Talking to them is a little like that old Indian fable about the blind men describing an elephant. One feels the tail and says the elephant is like a rope; another feels the trunk and says it’s like a snake; the one who feels its knee reports it’s like a tree. In much the same way, everyone who designs, installs or uses a PACS has a unique and valid take on what makes the beast work – or not.

Veader says, “It is easy to view the latest installation of any vendor, because it is always the most impressive. Not many locations are going to admit to making the million-dollar mistake. One way to select site visit locations is to ask the participating vendors where the competition has installations. Make the phone call to these sites to balance out the ‘perfect’ sites.”

What if you already have a PACS and now want to upgrade it? Eric Mahler, marketing manager of Inturis for Radiology at Philips, says to forget about keeping older workstations built on conflicting platforms if you’re revamping your operating system. “The current standard is Windows. If [your old workstations] were on a Unix or Mac basis and you try to migrate that to NT, you won’t have the full functionality of a Windows-based system.”

Personality clashes can sink PACS as easily as hardware incompatibility, cautions Rowberg. While some department chairmen have enough clout to order everyone to read on the PACS, he says, “there are others who say everyone can do whatever they want. Those hospitals have terrible growing pains, because it’s very expensive to maintain both a film-based and a PAC system in parallel. You don’t know ahead of time which physician is going to be reading a case, so you end up having to take the CR images and print them out, so they’re available just in case Dr. X does the reading. That sabotages efficiency.”

Reed says the biggest mistakes he’s seen involved PACS installed without redundant back-up archiving. “There’s a big difference between back-up, disaster recovery and continuation of business,” he says, adding that these are confusing concepts for an industry that hasn’t traditionally used computers. Make sure you know the differences, and are adequately covered for all of them.
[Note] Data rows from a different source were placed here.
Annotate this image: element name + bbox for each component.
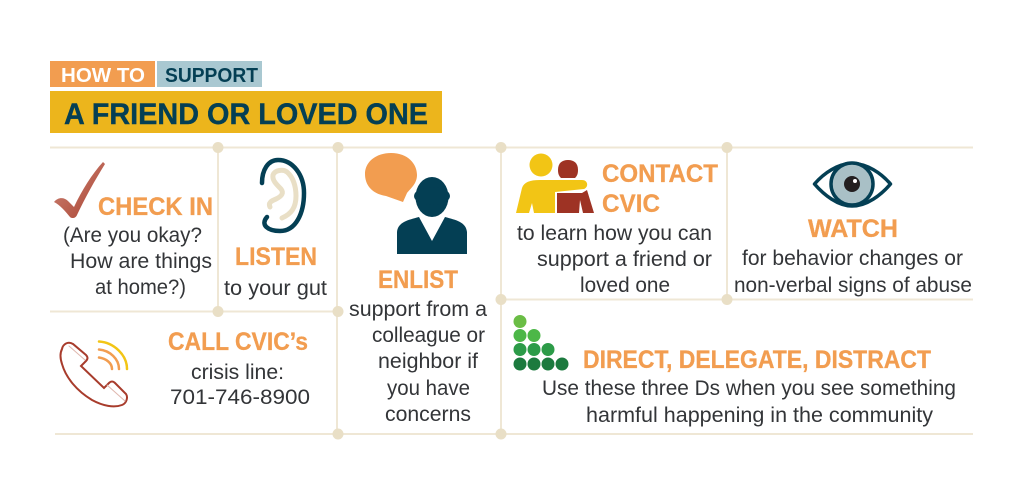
heading: watch: WATCH [808, 215, 898, 243]
panel: enlist [349, 153, 487, 426]
text: enlist: concerns [385, 403, 471, 426]
tag: support: SUPPORT [165, 65, 258, 87]
text: watch: for behavior changes or [742, 247, 963, 270]
icon: check mark [54, 162, 105, 218]
heading banner: A FRIEND OR LOVED ONE [64, 98, 428, 131]
icon: two people [516, 154, 594, 213]
icon: speech bubble [365, 153, 417, 202]
text: crisis line: 701-746-8900 [170, 386, 310, 409]
icon: green dots [514, 315, 568, 370]
panel: direct delegate distract [514, 315, 956, 427]
text: enlist: neighbor if [378, 350, 478, 373]
heading: call cvic: CALL CVIC’s [168, 328, 308, 356]
text: three Ds [542, 377, 956, 427]
text: check in questions: (Are you okay? [63, 224, 202, 247]
text: check in questions: How are things [70, 250, 212, 273]
panel: watch [734, 163, 972, 297]
icon: ear [262, 160, 304, 231]
text: contact cvic: to learn how you can [517, 222, 712, 245]
text: watch: non-verbal signs of abuse [734, 274, 972, 297]
panel: listen [224, 160, 327, 300]
text: three Ds: Use these three Ds when you see something [542, 377, 956, 400]
text: crisis line: crisis line: [191, 361, 284, 384]
text: three Ds: harmful happening in the community [586, 404, 934, 427]
icon: phone [60, 342, 127, 406]
text: check in questions: at home?) [95, 276, 186, 299]
text: crisis line [170, 361, 310, 409]
text: contact cvic: loved one [580, 274, 670, 297]
icon: person silhouette [397, 177, 467, 254]
heading: enlist: ENLIST [378, 266, 458, 294]
text: check in questions [63, 224, 212, 299]
heading: listen: LISTEN [235, 243, 317, 271]
heading: direct delegate distract: DIRECT, DELEGATE, DISTRACT [583, 346, 931, 374]
text: listen: to your gut [224, 277, 327, 300]
tag: how to: HOW TO [61, 65, 145, 87]
tag: how to [50, 61, 155, 87]
text: watch [734, 247, 972, 297]
heading: contact cvic: CONTACT [602, 160, 718, 188]
panel: call cvic [60, 328, 310, 409]
grid lines and nodes [50, 142, 973, 440]
text: enlist [349, 298, 487, 426]
heading: check in: CHECK IN [98, 193, 213, 221]
text: enlist: colleague or [372, 324, 485, 347]
panel: contact cvic [516, 154, 718, 297]
text: enlist: support from a [349, 298, 487, 321]
icon: eye [814, 163, 890, 206]
heading: contact cvic [602, 160, 718, 218]
heading: contact cvic: CVIC [602, 190, 660, 218]
text: contact cvic [517, 222, 712, 297]
text: enlist: you have [387, 377, 470, 400]
title block [50, 61, 442, 133]
text: contact cvic: support a friend or [537, 248, 712, 271]
panel: check in [54, 162, 213, 299]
When designing your system, Lehman says it’s important to avoid being underconfigured from the get-go. Facilities “generally don’t plan out far enough for capacity. They end up getting stuck two or three years into it, like, ‘Oops, we filled up the archive.’ And they’re going to have to upgrade that. And they typically don’t understand the additional FTEs [facilities, terminals and equipment] required to keep up and maintain that system. You don’t just plug these things in and they work magically without problems.”